COLLEGE BASKETBALL \ News and notes
RPI goes on the road: Just about a month from now, three letters become a staple of college basketball's lexicon: RPI. You can't have a good February argument about March Madness without invoking the Ratings Percentage Index at least a few times. There's a revision to this year's formula that gives more weight to playing and winning on the road. The Division I Men's Basketball Committee made the change after a four-year study. Chairman Bob Bowlsby, the athletic director at Iowa, said the formula more accurately reflects historical data. For example, during the past 20 years, home teams have won approximately two-thirds of the games. The RPI, which was created in 1981, is one of the tools the committee used to select the at-large teams and seed the field for the NCAA tournament. The mathematical components of the RPI will continue to be 25 percent winning percentage, 50 percent opponents' winning percentage and 25 percent opponents' opponents' winning percentage. The new formula will weigh each road victory at 1.4, each road loss at .6, each home victory at .6 and each home loss at 1.4. Neutral-site games will be valued at 1.0. Previously, all games carried the same weight.
U.S. honors: For the first time since USA Basketball established its Male Athlete of the Year award, it went to non-Olympians in an Olympic year. Sean May of North Carolina and Chris Paul of Wake Forest were selected to share the honor for leading the unbeaten U.S. team to a gold medal in the qualifying tournament for the World Championship For Young Men. The Under-21 World Championships will be held in 2005. May averaged 16 points and 9.5 rebounds for the team, coached by Oklahoma's Kelvin Sampson, while Paul averaged 10.5 points and 7.8 assists. The award was first presented in 1980 to Isiah Thomas. The other Olympic-year winners were Michael Jordan and Sam Perkins in 1984, Dan Majerle in 1988, the U.S. Olympic team in 1992, Scottie Pippen in 1996 and Alonzo Mourning in 2000. The U.S. men's team won the bronze medal in Athens.

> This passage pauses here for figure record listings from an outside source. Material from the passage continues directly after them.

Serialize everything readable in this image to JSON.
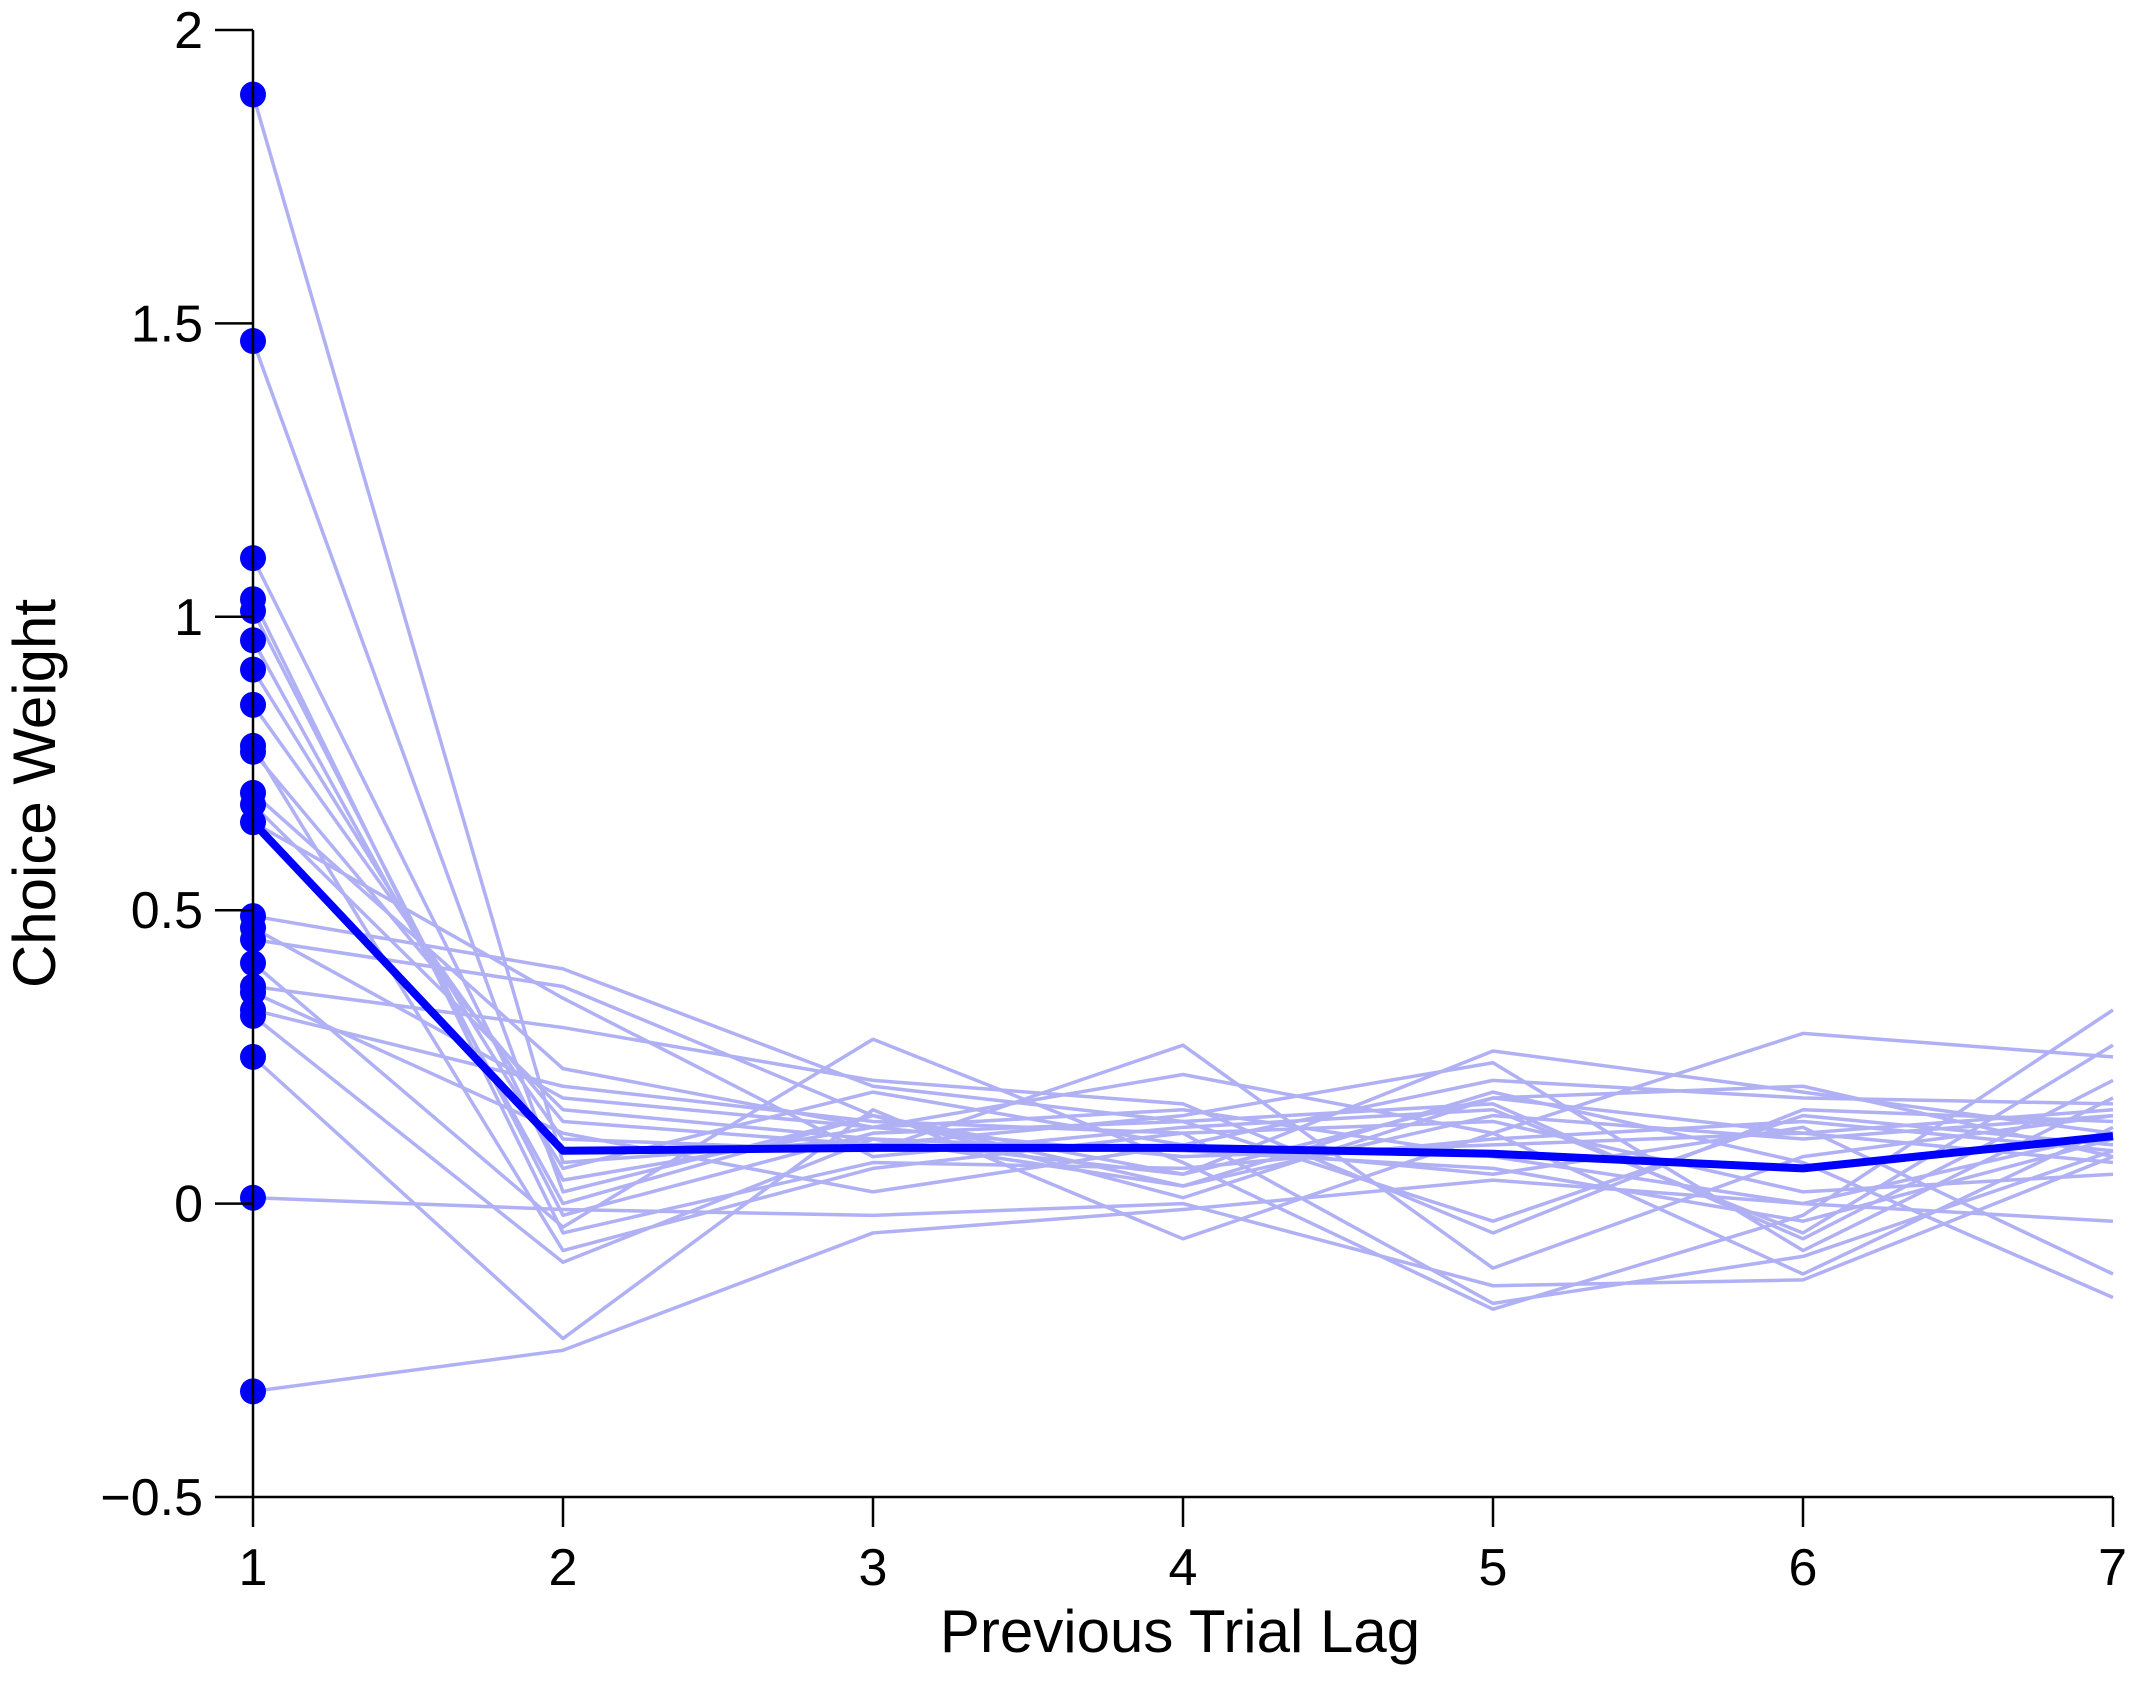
{
  "chart_data": {
    "type": "line",
    "title": "",
    "xlabel": "Previous Trial Lag",
    "ylabel": "Choice Weight",
    "xlim": [
      1,
      7
    ],
    "ylim": [
      -0.5,
      2
    ],
    "x": [
      1,
      2,
      3,
      4,
      5,
      6,
      7
    ],
    "x_ticks": [
      "1",
      "2",
      "3",
      "4",
      "5",
      "6",
      "7"
    ],
    "y_ticks": [
      {
        "value": -0.5,
        "label": "−0.5"
      },
      {
        "value": 0,
        "label": "0"
      },
      {
        "value": 0.5,
        "label": "0.5"
      },
      {
        "value": 1,
        "label": "1"
      },
      {
        "value": 1.5,
        "label": "1.5"
      },
      {
        "value": 2,
        "label": "2"
      }
    ],
    "grid": false,
    "legend": "none",
    "colors": {
      "individual": "#b0b0f5",
      "mean": "#0000ff",
      "markers": "#0000ff",
      "axis": "#000000"
    },
    "series": [
      {
        "values": [
          1.89,
          0.07,
          0.11,
          0.09,
          0.06,
          -0.03,
          0.11
        ]
      },
      {
        "values": [
          1.47,
          0.02,
          0.15,
          0.05,
          0.26,
          0.19,
          0.12
        ]
      },
      {
        "values": [
          1.1,
          0.04,
          0.13,
          0.08,
          0.1,
          0.12,
          0.16
        ]
      },
      {
        "values": [
          1.03,
          -0.05,
          0.07,
          0.06,
          0.11,
          0.14,
          0.09
        ]
      },
      {
        "values": [
          1.01,
          -0.02,
          0.12,
          0.14,
          0.17,
          -0.06,
          0.21
        ]
      },
      {
        "values": [
          0.96,
          0.0,
          0.15,
          0.01,
          0.18,
          0.2,
          0.08
        ]
      },
      {
        "values": [
          0.91,
          0.06,
          0.19,
          0.1,
          0.05,
          0.13,
          -0.12
        ]
      },
      {
        "values": [
          0.85,
          0.11,
          0.09,
          0.27,
          -0.11,
          0.08,
          0.15
        ]
      },
      {
        "values": [
          0.78,
          -0.08,
          0.06,
          0.12,
          0.14,
          0.02,
          0.05
        ]
      },
      {
        "values": [
          0.77,
          0.14,
          0.1,
          0.15,
          0.24,
          -0.08,
          0.18
        ]
      },
      {
        "values": [
          0.7,
          0.23,
          0.13,
          0.22,
          0.12,
          -0.12,
          0.13
        ]
      },
      {
        "values": [
          0.68,
          0.16,
          0.11,
          0.05,
          0.18,
          0.12,
          0.07
        ]
      },
      {
        "values": [
          0.65,
          0.35,
          0.08,
          0.13,
          0.16,
          -0.05,
          0.27
        ]
      },
      {
        "values": [
          0.49,
          0.4,
          0.2,
          0.14,
          -0.03,
          0.15,
          0.1
        ]
      },
      {
        "values": [
          0.47,
          0.18,
          0.13,
          0.16,
          0.08,
          0.0,
          0.12
        ]
      },
      {
        "values": [
          0.45,
          0.37,
          0.15,
          0.03,
          0.15,
          0.11,
          0.15
        ]
      },
      {
        "values": [
          0.41,
          -0.04,
          0.28,
          0.07,
          -0.18,
          -0.02,
          0.33
        ]
      },
      {
        "values": [
          0.37,
          0.3,
          0.21,
          0.17,
          -0.05,
          0.16,
          0.14
        ]
      },
      {
        "values": [
          0.36,
          0.12,
          0.02,
          0.1,
          0.21,
          0.18,
          0.17
        ]
      },
      {
        "values": [
          0.33,
          0.2,
          0.14,
          0.12,
          -0.17,
          -0.09,
          0.09
        ]
      },
      {
        "values": [
          0.32,
          -0.1,
          0.11,
          0.03,
          0.19,
          0.07,
          -0.16
        ]
      },
      {
        "values": [
          0.25,
          -0.23,
          0.16,
          -0.06,
          0.12,
          0.29,
          0.25
        ]
      },
      {
        "values": [
          0.01,
          -0.01,
          -0.02,
          0.0,
          -0.14,
          -0.13,
          0.08
        ]
      },
      {
        "values": [
          -0.32,
          -0.25,
          -0.05,
          -0.01,
          0.04,
          0.0,
          -0.03
        ]
      }
    ],
    "mean_series": {
      "values": [
        0.65,
        0.09,
        0.095,
        0.095,
        0.085,
        0.06,
        0.115
      ]
    },
    "markers_at_x1": [
      1.89,
      1.47,
      1.1,
      1.03,
      1.01,
      0.96,
      0.91,
      0.85,
      0.78,
      0.77,
      0.7,
      0.68,
      0.65,
      0.49,
      0.47,
      0.45,
      0.41,
      0.37,
      0.36,
      0.33,
      0.32,
      0.25,
      0.01,
      -0.32
    ]
  }
}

Staying home: Massachusetts coach Steve Lappas made some changes in the schedule, including staying in the Mullins Center for a while. The Minutemen are halfway through a six-game homestand, the longest since a seven-game stretch at Drill Hall in the 1930-31 season. UMass wasn't able to follow up the homecourt upset of then-No. 7 Connecticut, losing 80-53 at Miami three days later. But the Minutemen (6-3) have responded to the home cooking, winning the first three of the homestand -- Davidson, Rider and Boston University. The tough half starts Sunday with Boston College, followed by Atlantic 10 opponents Temple and Xavier.
Impressive start: The leading shot blocker in the country is a freshman and he's only 6-foot-6. Kyle Hines of North Carolina-Greensboro blocked an average of 4.9 shots over the Spartans' first nine games, the top average in Division I, even if it is early in the season. The 230-pound native of Sicklerville, N.J., was averaging 12.9 points and 8.6 rebounds. He had 10 points on 4-for-5 shooting, four rebounds and three blocks on Wednesday in a 94-59 loss at Minnesota.
Bruin rookies: When UCLA started four freshmen -- Josh Shipp, Lorenzo Mata, Arron Afflalo and Jordan Farmar -- against Michigan State last week, it was the first time since the first two games of the 1998-99 season. The last time two freshman guards started -- before Afflalo and Farmar -- was 1997-98 when Baron Davis and Earl Watson did it. Before that, it was the Final Four team of 1979-80 with Michael Holton and Rod Foster.